Through contacts in Germany, Fox also reached out to the three remaining survivors of the German submarine U-223 that had fired the torpedo. “When I was interviewing the U-boat crew, they just would cry,” Fox recalled. “The men had never told their families this story. They realized that when they hit that ship, there were men dying. They cheered the first moment, and then it just got very silent, and they felt terrible after that. These were Germans – they were not Nazis – young boys, 17, 18, 19 years old, forced to do it or they would have been shot, pretty much like in the movie Das Boot. The U-boat crews did what they had to do, but they didn’t like it very much.”

Through a notable reconciliation effort by Fox and the Immortal Chaplains Foundation in 2000, survivors of the Dorchester met with the surviving crew of the German submarine. The men from U-223 had also known loss. The submarine was sunk a year after the Dorchester attack.

Remarkably, two surviving German veterans arrived in Washington D.C. for a 2000 memorial ceremony and they wept openly after visiting the Holocaust Memorial Museum. The small group of both the American and German survivors were invited to the nearby home of Theresa Goode Kaplan, the then 88-year-old widow of Rabbi Alexander D. Goode who had died on the Dorchester.

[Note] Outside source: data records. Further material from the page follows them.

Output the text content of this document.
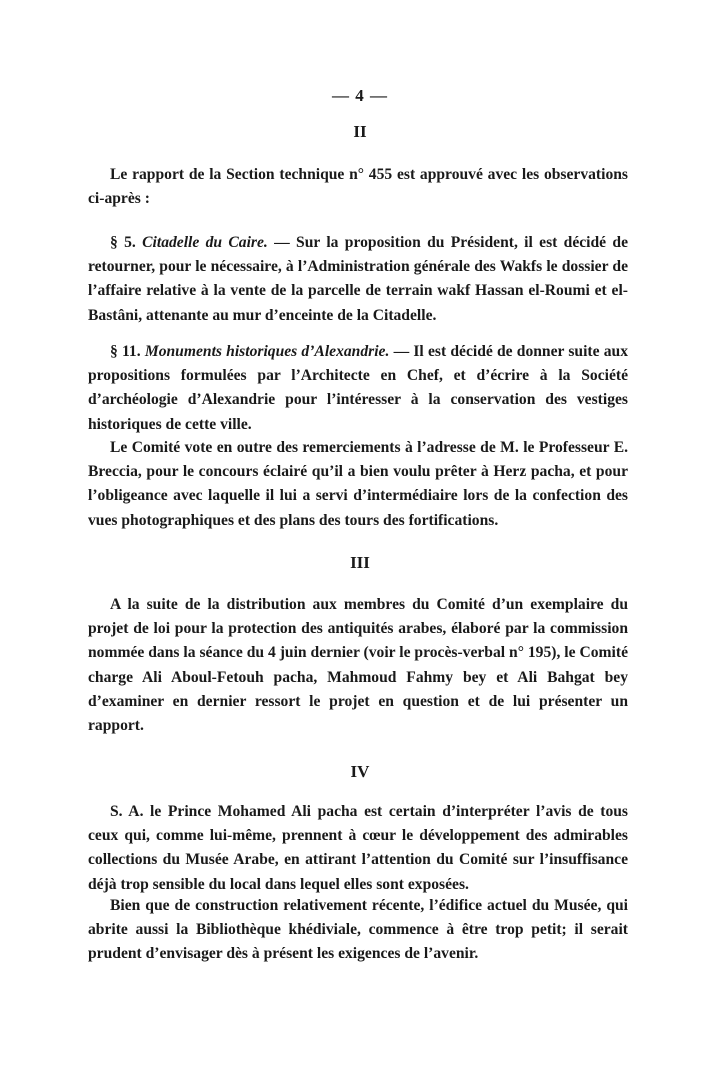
— 4 —
II

Le rapport de la Section technique n° 455 est approuvé avec les observations ci-après :

§ 5. Citadelle du Caire. — Sur la proposition du Président, il est décidé de retourner, pour le nécessaire, à l’Administration générale des Wakfs le dossier de l’affaire relative à la vente de la parcelle de terrain wakf Hassan el-Roumi et el-Bastâni, attenante au mur d’enceinte de la Citadelle.

§ 11. Monuments historiques d’Alexandrie. — Il est décidé de donner suite aux propositions formulées par l’Architecte en Chef, et d’écrire à la Société d’archéologie d’Alexandrie pour l’intéresser à la conservation des vestiges historiques de cette ville.

Le Comité vote en outre des remerciements à l’adresse de M. le Professeur E. Breccia, pour le concours éclairé qu’il a bien voulu prêter à Herz pacha, et pour l’obligeance avec laquelle il lui a servi d’intermédiaire lors de la confection des vues photographiques et des plans des tours des fortifications.

III

A la suite de la distribution aux membres du Comité d’un exemplaire du projet de loi pour la protection des antiquités arabes, élaboré par la commission nommée dans la séance du 4 juin dernier (voir le procès-verbal n° 195), le Comité charge Ali Aboul-Fetouh pacha, Mahmoud Fahmy bey et Ali Bahgat bey d’examiner en dernier ressort le projet en question et de lui présenter un rapport.

IV

S. A. le Prince Mohamed Ali pacha est certain d’interpréter l’avis de tous ceux qui, comme lui-même, prennent à cœur le développement des admirables collections du Musée Arabe, en attirant l’attention du Comité sur l’insuffisance déjà trop sensible du local dans lequel elles sont exposées.

Bien que de construction relativement récente, l’édifice actuel du Musée, qui abrite aussi la Bibliothèque khédiviale, commence à être trop petit; il serait prudent d’envisager dès à présent les exigences de l’avenir.
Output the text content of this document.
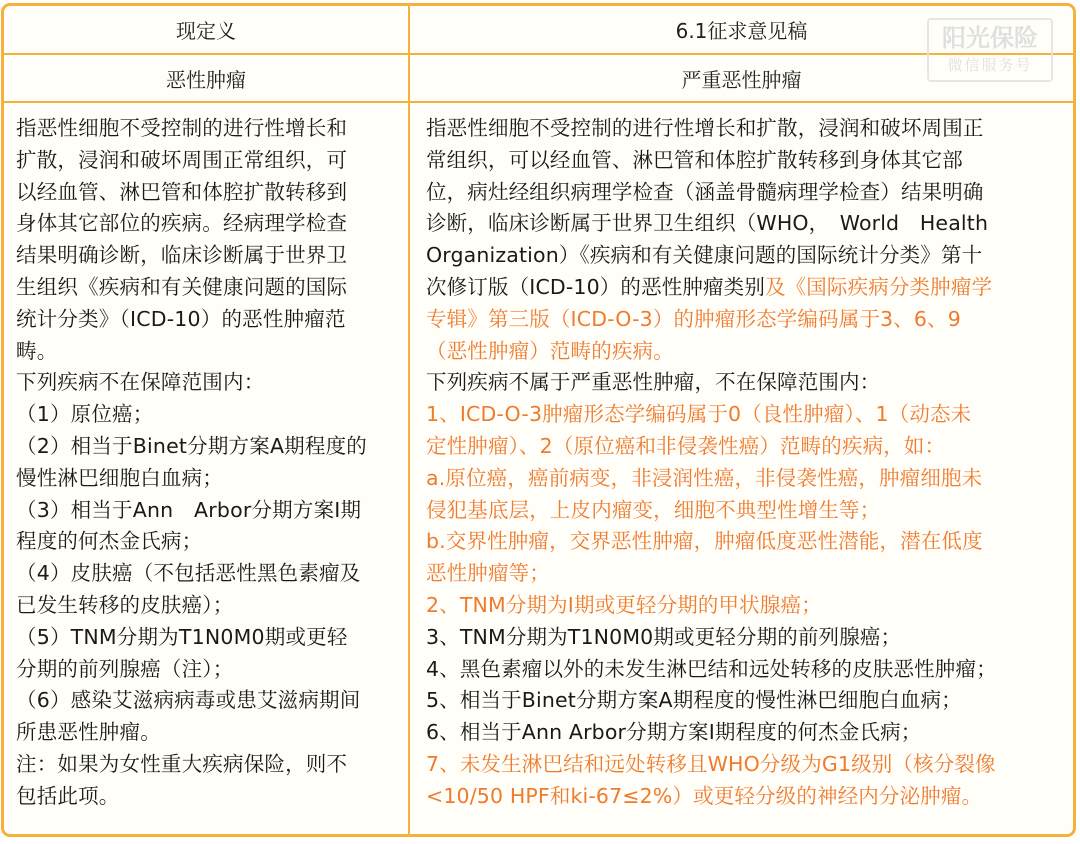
现定义	6.1征求意见稿
恶性肿瘤	严重恶性肿瘤
指恶性细胞不受控制的进行性增长和
扩散，浸润和破坏周围正常组织，可
以经血管、淋巴管和体腔扩散转移到
身体其它部位的疾病。经病理学检查
结果明确诊断，临床诊断属于世界卫
生组织《疾病和有关健康问题的国际
统计分类》（ICD-10）的恶性肿瘤范
畴。
下列疾病不在保障范围内：
（1）原位癌；
（2）相当于Binet分期方案A期程度的
慢性淋巴细胞白血病；
（3）相当于Ann　Arbor分期方案Ⅰ期
程度的何杰金氏病；
（4）皮肤癌（不包括恶性黑色素瘤及
已发生转移的皮肤癌）；
（5）TNM分期为T1N0M0期或更轻
分期的前列腺癌（注）；
（6）感染艾滋病病毒或患艾滋病期间
所患恶性肿瘤。
注：如果为女性重大疾病保险，则不
包括此项。
指恶性细胞不受控制的进行性增长和扩散，浸润和破坏周围正
常组织，可以经血管、淋巴管和体腔扩散转移到身体其它部
位，病灶经组织病理学检查（涵盖骨髓病理学检查）结果明确
诊断，临床诊断属于世界卫生组织（WHO，　World　Health
Organization）《疾病和有关健康问题的国际统计分类》第十
次修订版（ICD-10）的恶性肿瘤类别及《国际疾病分类肿瘤学
专辑》第三版（ICD-O-3）的肿瘤形态学编码属于3、6、9
（恶性肿瘤）范畴的疾病。
下列疾病不属于严重恶性肿瘤，不在保障范围内：
1、ICD-O-3肿瘤形态学编码属于0（良性肿瘤）、1（动态未
定性肿瘤）、2（原位癌和非侵袭性癌）范畴的疾病，如：
a.原位癌，癌前病变，非浸润性癌，非侵袭性癌，肿瘤细胞未
侵犯基底层，上皮内瘤变，细胞不典型性增生等；
b.交界性肿瘤，交界恶性肿瘤，肿瘤低度恶性潜能，潜在低度
恶性肿瘤等；
2、TNM分期为Ⅰ期或更轻分期的甲状腺癌；
3、TNM分期为T1N0M0期或更轻分期的前列腺癌；
4、黑色素瘤以外的未发生淋巴结和远处转移的皮肤恶性肿瘤；
5、相当于Binet分期方案A期程度的慢性淋巴细胞白血病；
6、相当于Ann Arbor分期方案Ⅰ期程度的何杰金氏病；
7、未发生淋巴结和远处转移且WHO分级为G1级别（核分裂像
<10/50 HPF和ki-67≤2%）或更轻分级的神经内分泌肿瘤。
阳光保险
微信服务号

“She shook the Germans’ hands, and accepted their expressions of regret for her husband and for her suffering,” reported The New Yorker. “When the room was silent, Gerhard Buske (U-223’s executive officer), produced a harmonica, raised his hands to his mouth, and blew out a slow, warbling rendition of ‘Amazing Grace.’ Everyone clapped. Then the room lapsed back into silence.”

Buske returned to the United States in 2003 to speak at a ceremony on the sixtieth anniversary of the Dorchester’s sinking. “We the sailors of U-223 regret the deep sorrows and pains caused by the torpedo,” he said. “Wives lost their husbands, parents their sons, and children waited for their fathers in vain. I once more ask forgiveness, as we had to fight for our country, as your soldiers had to do for theirs.”

Buske concluded by imploring the gathering to follow the example of the four valiant chaplains. “We ought to love when others hate; we ought to forgive when others are violent,” he said. “I wish that we can say the truth to correct errors; we can bring faith where doubt threatens; we can awaken hope where despair exists; we can light up a light where darkness reigns; that we can bring joy where sorrows dominate.”